Why is this research needed?
Two thirds of stroke survivors have problems with their vision immediately after their stroke - around half will be left with long-term problems.
Stroke can cause lots of different problems with vision such as:
- Visual field loss – where people can’t see a section of their field of vision.
- Difficulty moving the eyes.
- Sensitivity to light.
- The brain can find it difficult to make sense of the information it receives from the eyes
Vision problems after stroke have a major impact on stroke survivor’s day-to-day lives. Many people have difficulty reading and may not be able to drive anymore – this can reduce their independence and may mean they’re not able to return to work. Stroke survivors with visual field loss also have a lower quality of life and poorer recovery.
Many stroke survivors are left with unmet needs relating to their vision problems. Stroke survivors, their family members and healthcare professionals have said treating vision problems after stroke is one of the most important areas for research to focus on.
Research can help to:
- Provide evidence to tell us what the best treatments to offer stroke survivors with vision problems are.
- Improve services across the UK, which are very variable right now.
- Improve specialist training on vision problems in healthcare professionals on stroke teams.
What is the research aiming to do?
Dr Hazelton has designed a programme of research that she hopes will improve the lives of stroke survivors with vision problems. The programme is split into two main areas of work.
Testing different treatments
Dr Hazelton will test three different treatments for stroke survivors with vision problems to find out if they are helpful and whether they could be used by the NHS.
- Computer-based vision scanning training: this teaches users more effective eye movements and is designed to be used by stroke survivors at home
- "Vertical-reading": in her previous work Dr Hazelton found that stroke survivors with visual field loss struggled to see a complete line of text when reading. She’ll develop and evaluate this treatment, which teaches stroke survivors to rotate the page by up to 90° so they can see the whole line of text.
- A self-management programme: to help stroke survivors adjust to and manage their vision problems. Dr Hazelton has found that many stroke survivors feel isolated in their vision problems and have unmet needs relating to changes in social activities and relationships, and psychological effects of stroke. She’ll develop this programme in partnership with stroke survivors and healthcare professionals.
Improving clinical services
Dr Hazelton wants to improve training for healthcare professionals on the effects that stroke can have on vision, and improve their understanding of how best to support and care for stroke survivors with vision problems.
She’ll work with stroke therapists (such as occupational therapists) to understand what training they need in vision-related problems. She’ll develop a training programme based on this and then investigate.
She’ll then investigate the difference that this training programme has had.
Using this information, she’ll develop training for student opticians to help them provide better community-based care for stroke survivors with vision problems.
What benefits could this have for people affected by stroke?
Dr Hazelton hopes that improving the training available for healthcare professionals working with stroke survivors will increase their understanding of how best to support and treat vision problems.
Testing new treatments will also improve our understanding of what treatments are best to support stroke survivors with vision problems and allow healthcare professionals to offer better treatments in the future.
Ultimately, Dr Hazelton hopes that this work will improve daily life for stroke survivors, supporting them to rebuild their lives and achieve the best recovery from their rehabilitation.
About the researcher
Dr Hazelton is an optometrist - a healthcare professional who examines eyes to look for vision problems. She worked as an optometrist for nearly 20 years before deciding to focus on a career in research. During this programme of research, she will spend a small amount of time working clinically, which will help to keep her research focused on patient’s priorities and getting findings into clinical practice.

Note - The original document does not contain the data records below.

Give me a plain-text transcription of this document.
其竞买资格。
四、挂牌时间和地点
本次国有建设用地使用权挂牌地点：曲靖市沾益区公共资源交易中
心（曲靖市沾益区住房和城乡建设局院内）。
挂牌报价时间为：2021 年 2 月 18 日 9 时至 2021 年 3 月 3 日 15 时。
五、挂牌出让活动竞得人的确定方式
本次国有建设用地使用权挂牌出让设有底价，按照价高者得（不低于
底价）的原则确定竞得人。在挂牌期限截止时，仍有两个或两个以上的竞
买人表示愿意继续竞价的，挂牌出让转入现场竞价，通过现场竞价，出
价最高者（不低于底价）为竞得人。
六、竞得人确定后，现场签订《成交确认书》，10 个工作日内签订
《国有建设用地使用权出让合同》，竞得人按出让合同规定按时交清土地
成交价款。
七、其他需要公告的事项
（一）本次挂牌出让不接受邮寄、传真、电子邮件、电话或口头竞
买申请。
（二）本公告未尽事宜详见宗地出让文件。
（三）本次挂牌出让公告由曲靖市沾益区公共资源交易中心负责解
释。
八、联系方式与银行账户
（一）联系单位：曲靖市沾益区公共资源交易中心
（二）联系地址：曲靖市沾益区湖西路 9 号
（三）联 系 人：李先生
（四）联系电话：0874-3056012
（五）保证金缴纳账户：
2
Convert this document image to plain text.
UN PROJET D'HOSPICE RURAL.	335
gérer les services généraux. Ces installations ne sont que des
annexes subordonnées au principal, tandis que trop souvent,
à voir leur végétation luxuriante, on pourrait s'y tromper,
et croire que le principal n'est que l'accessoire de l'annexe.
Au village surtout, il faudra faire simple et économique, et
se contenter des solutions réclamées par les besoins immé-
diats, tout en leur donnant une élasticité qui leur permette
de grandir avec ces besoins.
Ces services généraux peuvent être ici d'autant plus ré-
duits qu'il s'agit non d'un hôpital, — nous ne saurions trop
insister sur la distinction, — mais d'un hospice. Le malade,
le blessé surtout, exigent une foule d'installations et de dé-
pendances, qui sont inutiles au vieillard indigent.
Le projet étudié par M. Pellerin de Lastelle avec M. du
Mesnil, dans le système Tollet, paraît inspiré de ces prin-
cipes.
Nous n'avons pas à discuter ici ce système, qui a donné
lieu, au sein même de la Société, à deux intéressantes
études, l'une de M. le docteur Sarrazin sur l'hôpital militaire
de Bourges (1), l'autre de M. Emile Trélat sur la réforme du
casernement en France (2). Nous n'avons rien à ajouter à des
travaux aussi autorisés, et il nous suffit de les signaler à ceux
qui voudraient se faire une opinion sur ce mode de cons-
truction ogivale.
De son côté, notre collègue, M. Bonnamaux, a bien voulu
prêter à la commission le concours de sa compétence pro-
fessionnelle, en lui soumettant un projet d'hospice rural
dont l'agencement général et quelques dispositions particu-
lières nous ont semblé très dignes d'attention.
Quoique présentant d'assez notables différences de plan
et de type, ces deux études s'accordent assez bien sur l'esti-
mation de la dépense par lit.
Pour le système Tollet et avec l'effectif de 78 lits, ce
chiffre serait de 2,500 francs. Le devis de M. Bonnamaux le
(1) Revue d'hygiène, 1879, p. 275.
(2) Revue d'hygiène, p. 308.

Her experience working as an optometrist led to her interest in improving the lives of stroke survivors with vision problems. She told us: “From my first year in practice I became very aware of the disparity in my ability to provide care for stroke survivors, compared to those with visual impairment due to ocular disease. There were very few treatments I could offer, little information to provide and no specialist to refer to: it was professionally frustrating and the negative impact on stroke survivors was clear.”
She was funded by our charity earlier in her research career to study for her PhD at Glasgow Caledonian University, investigating visual scanning training as a treatment for stroke survivors with vision problems. She was awarded her PhD in 2016. She wants to improve her research expertise and experience through her Lectureship, and hopes to lead her own research group in future.